Editor’s Note: This article originally appeared on FreightWaves.com.
Advanced aerial mobility company H3 Dynamics has secured $26 million in Series B funding that it will use to accelerate its work to use hydrogen technology in its drones rather than the standard battery-powered model.
“Air mobility contributes to just 6 percent of the total CO2 emissions in the world. That being said, when surveying the logistics space, we realized some of the major participants have a great majority of their emissions coming from aerial transport; up to 66 percent of all CO2 emitting activities,” founder and CEO Taras Wankewycz told Modern Shipper.
“With continued e-commerce growth, and the growing challenges in international maritime shipping, air cargo is a fast-growing logistics segment meaning carbon emissions are going to be an equally fast-growing issue.

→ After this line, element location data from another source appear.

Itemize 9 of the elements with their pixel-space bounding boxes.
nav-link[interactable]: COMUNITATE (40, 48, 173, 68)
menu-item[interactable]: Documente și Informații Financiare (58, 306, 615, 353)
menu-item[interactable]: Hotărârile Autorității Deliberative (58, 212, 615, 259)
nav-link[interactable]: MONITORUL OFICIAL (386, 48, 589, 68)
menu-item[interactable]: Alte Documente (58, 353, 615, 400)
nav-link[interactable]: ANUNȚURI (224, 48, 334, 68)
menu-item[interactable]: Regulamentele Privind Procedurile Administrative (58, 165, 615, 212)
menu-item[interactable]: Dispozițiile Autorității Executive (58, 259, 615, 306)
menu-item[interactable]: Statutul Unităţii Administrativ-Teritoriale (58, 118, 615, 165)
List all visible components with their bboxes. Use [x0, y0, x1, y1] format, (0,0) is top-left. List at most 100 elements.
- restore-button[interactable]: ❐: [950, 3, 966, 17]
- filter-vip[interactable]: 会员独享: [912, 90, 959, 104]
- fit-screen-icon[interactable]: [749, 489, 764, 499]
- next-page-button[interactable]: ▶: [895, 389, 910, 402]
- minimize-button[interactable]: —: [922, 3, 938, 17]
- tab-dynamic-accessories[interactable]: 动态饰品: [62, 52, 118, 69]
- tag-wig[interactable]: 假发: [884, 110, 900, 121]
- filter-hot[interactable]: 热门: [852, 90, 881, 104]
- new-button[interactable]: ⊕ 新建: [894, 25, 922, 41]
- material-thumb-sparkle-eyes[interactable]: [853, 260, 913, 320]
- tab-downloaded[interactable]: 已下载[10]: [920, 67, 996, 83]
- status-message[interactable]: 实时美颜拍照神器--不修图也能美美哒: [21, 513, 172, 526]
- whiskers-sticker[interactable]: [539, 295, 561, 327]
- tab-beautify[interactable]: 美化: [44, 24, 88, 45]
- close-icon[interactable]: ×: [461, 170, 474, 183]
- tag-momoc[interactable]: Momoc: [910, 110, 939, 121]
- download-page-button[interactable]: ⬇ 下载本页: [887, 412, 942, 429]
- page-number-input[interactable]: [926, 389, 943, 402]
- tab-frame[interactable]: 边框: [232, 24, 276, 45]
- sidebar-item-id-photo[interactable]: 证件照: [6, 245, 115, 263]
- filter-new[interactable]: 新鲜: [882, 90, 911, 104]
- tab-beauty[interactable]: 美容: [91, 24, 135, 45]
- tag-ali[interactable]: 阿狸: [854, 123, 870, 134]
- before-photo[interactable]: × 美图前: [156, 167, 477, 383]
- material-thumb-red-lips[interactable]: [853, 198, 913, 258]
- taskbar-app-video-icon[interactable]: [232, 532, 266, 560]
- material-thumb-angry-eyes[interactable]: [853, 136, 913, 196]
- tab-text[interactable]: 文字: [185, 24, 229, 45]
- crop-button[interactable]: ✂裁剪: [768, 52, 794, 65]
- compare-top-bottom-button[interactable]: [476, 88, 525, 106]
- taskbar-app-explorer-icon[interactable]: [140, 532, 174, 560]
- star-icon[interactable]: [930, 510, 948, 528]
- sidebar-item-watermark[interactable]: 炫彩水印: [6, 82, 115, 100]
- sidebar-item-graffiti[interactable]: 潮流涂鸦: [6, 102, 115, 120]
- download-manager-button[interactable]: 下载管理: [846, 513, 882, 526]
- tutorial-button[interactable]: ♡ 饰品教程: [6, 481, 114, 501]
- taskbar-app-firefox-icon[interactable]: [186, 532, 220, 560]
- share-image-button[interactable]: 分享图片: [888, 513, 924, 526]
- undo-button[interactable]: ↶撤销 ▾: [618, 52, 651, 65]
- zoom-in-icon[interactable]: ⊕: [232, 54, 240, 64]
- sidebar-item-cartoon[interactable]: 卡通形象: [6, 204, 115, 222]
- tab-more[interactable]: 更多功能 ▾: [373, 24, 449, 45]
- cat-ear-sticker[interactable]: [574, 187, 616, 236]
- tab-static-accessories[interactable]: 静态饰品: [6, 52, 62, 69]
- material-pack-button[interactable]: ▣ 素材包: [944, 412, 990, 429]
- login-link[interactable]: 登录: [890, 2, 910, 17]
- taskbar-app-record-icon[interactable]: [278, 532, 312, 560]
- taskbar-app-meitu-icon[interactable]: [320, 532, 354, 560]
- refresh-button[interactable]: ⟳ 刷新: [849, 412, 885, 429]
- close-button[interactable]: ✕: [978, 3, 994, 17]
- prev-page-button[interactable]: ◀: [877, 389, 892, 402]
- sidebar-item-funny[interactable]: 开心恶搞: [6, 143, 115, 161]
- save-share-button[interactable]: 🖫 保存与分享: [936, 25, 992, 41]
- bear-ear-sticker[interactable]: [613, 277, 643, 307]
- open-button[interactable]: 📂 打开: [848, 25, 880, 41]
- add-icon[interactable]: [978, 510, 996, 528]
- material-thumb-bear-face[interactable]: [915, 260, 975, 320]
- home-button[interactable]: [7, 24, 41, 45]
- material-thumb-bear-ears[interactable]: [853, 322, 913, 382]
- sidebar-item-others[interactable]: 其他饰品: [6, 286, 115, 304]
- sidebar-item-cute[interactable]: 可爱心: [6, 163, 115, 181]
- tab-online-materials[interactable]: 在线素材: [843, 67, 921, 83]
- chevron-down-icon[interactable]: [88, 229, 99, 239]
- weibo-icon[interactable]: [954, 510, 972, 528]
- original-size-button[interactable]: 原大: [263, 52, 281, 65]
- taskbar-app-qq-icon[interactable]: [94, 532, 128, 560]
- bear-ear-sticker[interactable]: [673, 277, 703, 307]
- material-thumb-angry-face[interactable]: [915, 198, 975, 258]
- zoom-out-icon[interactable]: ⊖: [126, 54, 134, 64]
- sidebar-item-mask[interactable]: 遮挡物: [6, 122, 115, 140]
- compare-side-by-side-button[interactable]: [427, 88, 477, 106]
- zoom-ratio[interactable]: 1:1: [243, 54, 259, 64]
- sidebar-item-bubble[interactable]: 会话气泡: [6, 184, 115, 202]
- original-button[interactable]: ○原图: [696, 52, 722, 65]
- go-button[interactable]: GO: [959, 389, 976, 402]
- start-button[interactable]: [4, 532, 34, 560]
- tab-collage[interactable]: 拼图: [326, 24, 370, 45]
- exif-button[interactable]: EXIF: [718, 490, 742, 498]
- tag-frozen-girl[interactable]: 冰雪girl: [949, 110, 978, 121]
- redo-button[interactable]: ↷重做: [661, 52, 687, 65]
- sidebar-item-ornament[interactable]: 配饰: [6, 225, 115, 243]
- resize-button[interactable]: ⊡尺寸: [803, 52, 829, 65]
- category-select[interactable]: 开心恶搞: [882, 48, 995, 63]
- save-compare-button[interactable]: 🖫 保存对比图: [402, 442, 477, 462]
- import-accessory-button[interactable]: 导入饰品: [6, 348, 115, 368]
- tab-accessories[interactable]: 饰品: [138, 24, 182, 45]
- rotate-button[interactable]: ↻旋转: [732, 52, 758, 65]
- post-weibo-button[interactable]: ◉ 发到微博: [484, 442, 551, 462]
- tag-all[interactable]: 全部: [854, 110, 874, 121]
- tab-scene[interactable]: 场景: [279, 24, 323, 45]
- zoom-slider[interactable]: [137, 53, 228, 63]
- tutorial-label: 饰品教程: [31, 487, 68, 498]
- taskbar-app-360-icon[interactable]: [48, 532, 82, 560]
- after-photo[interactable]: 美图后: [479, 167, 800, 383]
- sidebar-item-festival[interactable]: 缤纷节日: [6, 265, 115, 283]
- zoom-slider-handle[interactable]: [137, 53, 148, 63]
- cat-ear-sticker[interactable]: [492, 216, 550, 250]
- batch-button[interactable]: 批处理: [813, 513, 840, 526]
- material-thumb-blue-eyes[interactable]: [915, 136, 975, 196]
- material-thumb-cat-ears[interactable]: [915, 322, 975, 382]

“Hydrogen electric unmanned aerial systems can fly several times further than a battery-electric equivalent,” Wankewycz continued. “If stored in gaseous form, it can be up to six times the duration of a battery drone—if liquid, that could be over 10 times.”
The funding round for the Singapore-based company was led by Japan’s Mirai Creation Fund, which is backed by Toyota Motor Corp. and Sumitomo Mitsui Banking Corp. Other investors included:
- ACA Investors
- Capital Management Group
- Ascent Hydrogen Fund
- The venture arm of Singapore’s Economic Development Board
“We are delighted to welcome such an experienced and supportive group of investors as we embark on the next stage of our journey,” Wankewycz said. “Our investors share our big-impact vision and how we get there safely. They recognize that this is a long journey and that we must first address our immediate markets while solving key technical and regulatory challenges – before adding more complexity.”
Wankewycz has flirted with hydrogen-powered flight since 2006, working alongside NASA, Germany’s DLR and dozens of other research programs around the world. He formed H3 Dynamics in 2015 with the goal of constructing an autonomous charging infrastructure for battery-powered drones. Now, he plans to use that same infrastructure to enable autonomous, zero-emissions hydrogen technology.
Why This Matters
Aviation accounts for about 12 percent of all carbon emissions from transport, a fraction of the 74 percent of emissions pumped out by road transport. In fact, today’s aircraft have about twice the fuel efficiency as the earliest jet airliners from the 1960s.
But there’s a problem—demand is through the roof.
Air cargo is, both literally and figuratively, taking off. According to the International Air Transport Association, taking shipping to the skies has resulted in a projected $175 billion in air cargo revenue for 2021, topping last year’s record-setting $128 billion.
Even with leaps in fuel efficiency, a steadily rising demand for commercial air transport has the United Nations forecasting triple the current aviation emissions by 2050. Meanwhile, researchers from the International Council on Clean Transportation expect emissions to rise more than 1.5 times faster than the U.N. estimate.